El día que algún director de cine hincha de River quiera hacer la película de la nueva época dorada del Millonario, debería filmar la primera escena en la cancha de All Boys. Allí comienza la precuela, un hecho negro que semanas después desataría un arcoíris: Leonel Vangioni pegó una patada infantil y Carlos Maglio, árbitro del partido, lo expulsó.
Durante esa semana se confirmó lo peor: el Tribunal de Disciplina lo penó con dos fechas de suspensión y el lateral izquierdo se perdió el Superclásico contra Boca en La Bombonera.

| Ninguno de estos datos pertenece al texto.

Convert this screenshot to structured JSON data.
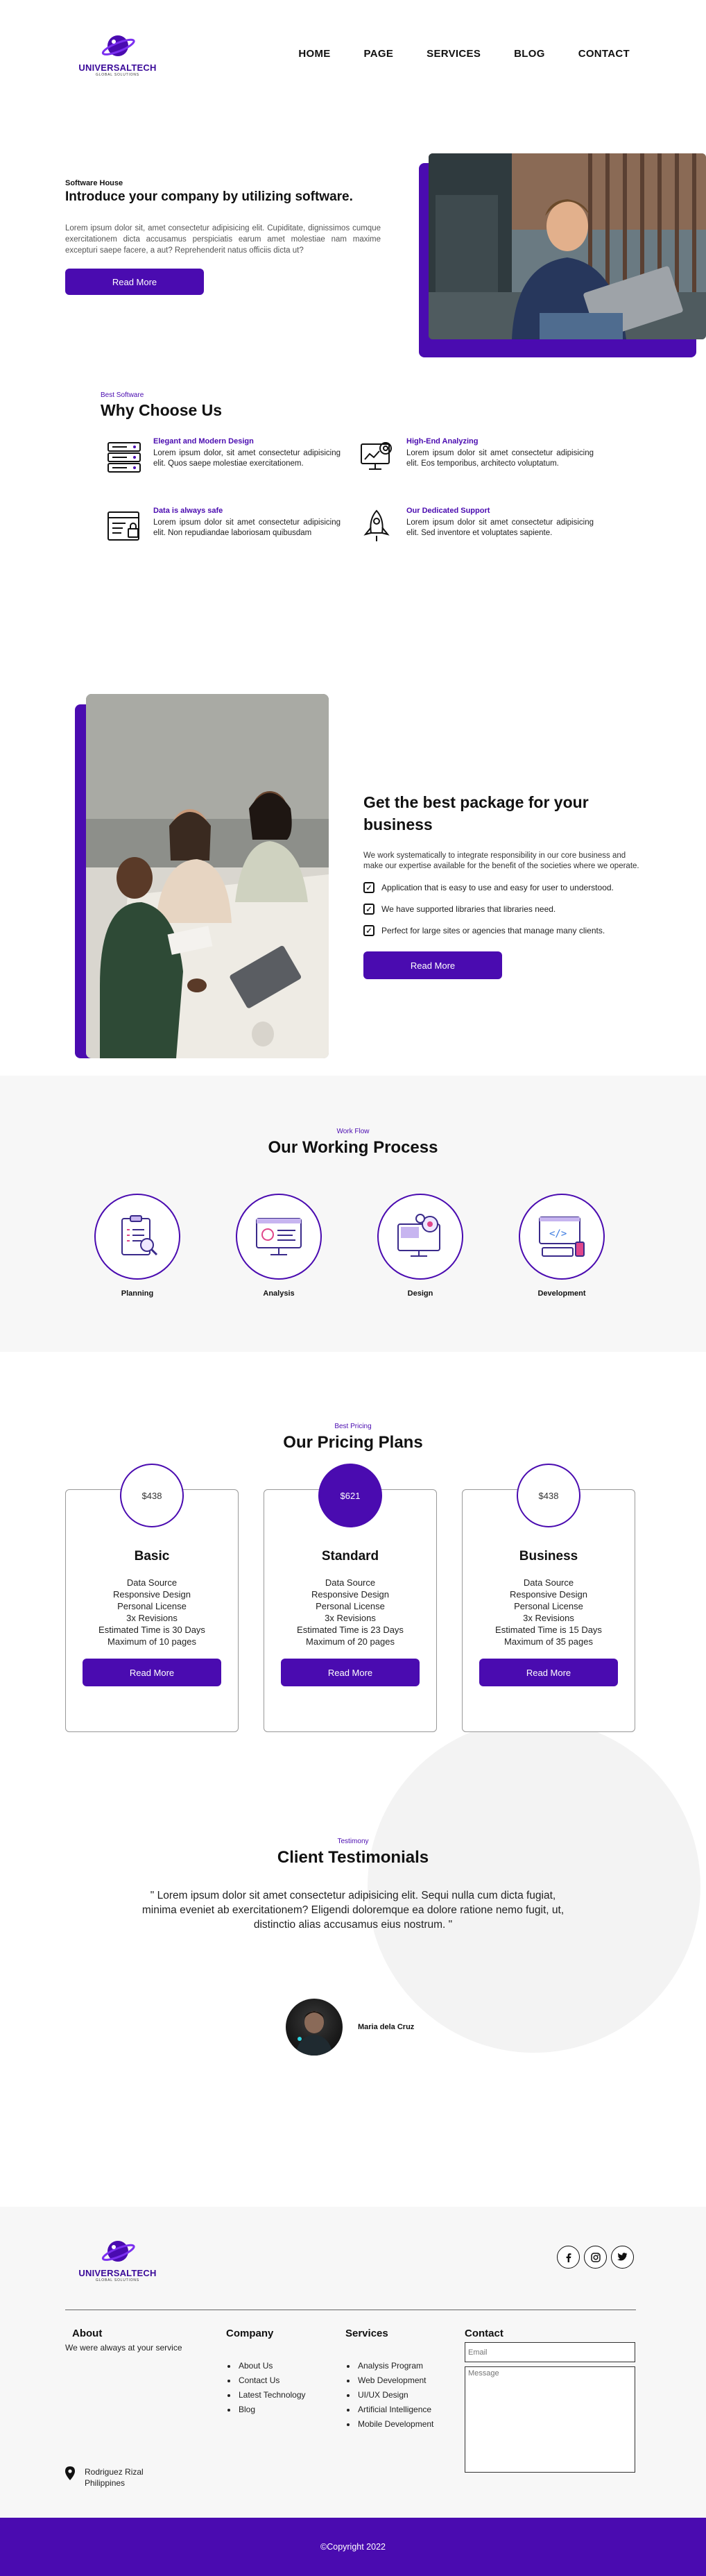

Para suplantar al defensor cuyo nivel venía en ascenso, Ramón Díaz debió apostar por un juvenil mirado de reojo por los hinchas. Nadie quería a Ramiro Funes Mori. Quizás por ser el hermano de su mellizo, Rogelio, un delantero rechazado por desperdiciar goles como si fuese comida vencida. Ramiro jugaba de segundo marcador central, pero debía intervenir de urgencia. Le tocaba ser titular —y en otra posición— en La Boca.
La visita de River a La Bombonera tenía dos objetivos claros: en primer lugar, mantenerse activo en la pelea del campeonato; pero el segundo —simbólico y vital para los hinchas— era romper la espantosa sequía de diez años sin triunfos en la casa del enemigo. La última vez que River había podido festejar en La Bombonera había sido en 2004, gracias a un cabezazo de Fernando Cavenaghi. Desde entonces, atravesó la década dolida, un bosque cerrado: consiguió cuatro empates y cuatro derrotas.

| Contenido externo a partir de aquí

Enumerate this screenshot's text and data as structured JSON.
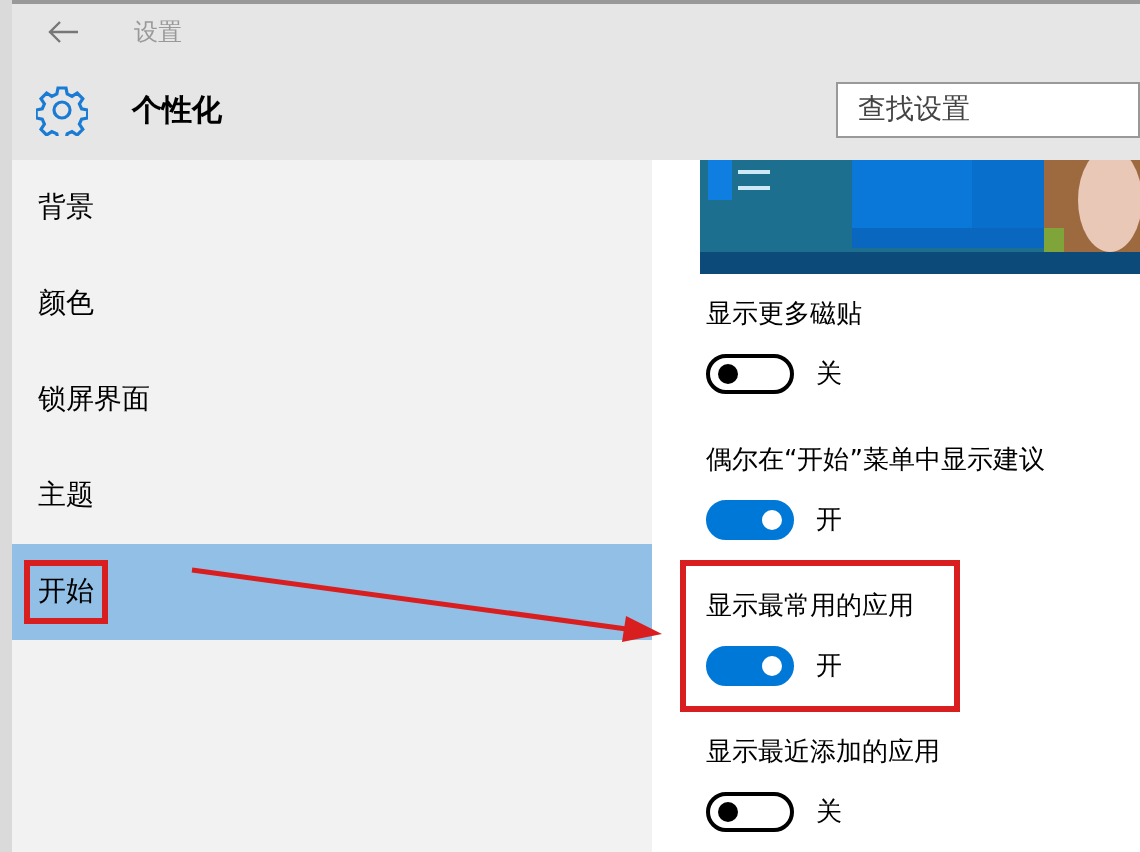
{
  "window": {
    "title": "设置"
  },
  "header": {
    "title": "个性化"
  },
  "search": {
    "placeholder": "查找设置"
  },
  "sidebar": {
    "items": [
      {
        "label": "背景",
        "selected": false,
        "highlighted": false
      },
      {
        "label": "颜色",
        "selected": false,
        "highlighted": false
      },
      {
        "label": "锁屏界面",
        "selected": false,
        "highlighted": false
      },
      {
        "label": "主题",
        "selected": false,
        "highlighted": false
      },
      {
        "label": "开始",
        "selected": true,
        "highlighted": true
      }
    ]
  },
  "settings": [
    {
      "label": "显示更多磁贴",
      "on": false,
      "state_text": "关",
      "highlighted": false
    },
    {
      "label": "偶尔在“开始”菜单中显示建议",
      "on": true,
      "state_text": "开",
      "highlighted": false
    },
    {
      "label": "显示最常用的应用",
      "on": true,
      "state_text": "开",
      "highlighted": true
    },
    {
      "label": "显示最近添加的应用",
      "on": false,
      "state_text": "关",
      "highlighted": false
    }
  ]
}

Esa tarde, Manuel Lanzini abrió el resultado en el segundo tiempo con una definición rápida e inesperada. Juan Román Riquelme respondió minutos más tarde con su sabiduría ancestral: ejecutó un tiro libre que trepó como una araña en el ángulo de Marcelo Barovero, quien miró la pelota resignado, como si ese gol fuese una bala de cañón que derrumba un sueño.
Es que, al final, parecía que el Superclásico se iba a quedar en el ostracismo de la memoria.
Hasta que pasó lo que sucede en las noches inolvidables. Apareció un héroe inesperado. En las buenas historias ocurre eso: un personaje secundario, olvidable, tiene un instante de lucidez en el que cambia su rol en el guión, y trastoca el guión completo. Lanzini consiguió un córner que no era y lanzó un centro al área, un teledirigido directo a la cabeza de Funes Mori. Ramiro saltó tan alto que superó las manos de Agustín Orion. Levitó en el aire y encontró la pelota: la rozó y la mandó al arco, mientras todos miraban atónitos. Ramiro, en ese salto, cambió la historia. Lo sabía en el grito desaforado: él dejaría de ser una carga para el plantel y se transformaría en un ídolo, en el nuevo mimado de los hinchas.
Lo que no sabía era cómo crecería la semilla que estaba plantando en ese instante: River ganó aquél campeonato, Ramón Díaz renunció como director técnico, Marcelo Gallardo lo reemplazó y enlazó una serie de éxitos sin precedentes: Copa Sudamericana, Copa Libertadores, Suruga Bank, dos Recopas, final del Mundial de Clubes ante Barcelona, Copa Argentina.
Ramiro Funes Mori, ahora, es el segundo marcador central de la selección argentina.
Todo empezó a escribirse hace tres años, el 30 de marzo del 2014.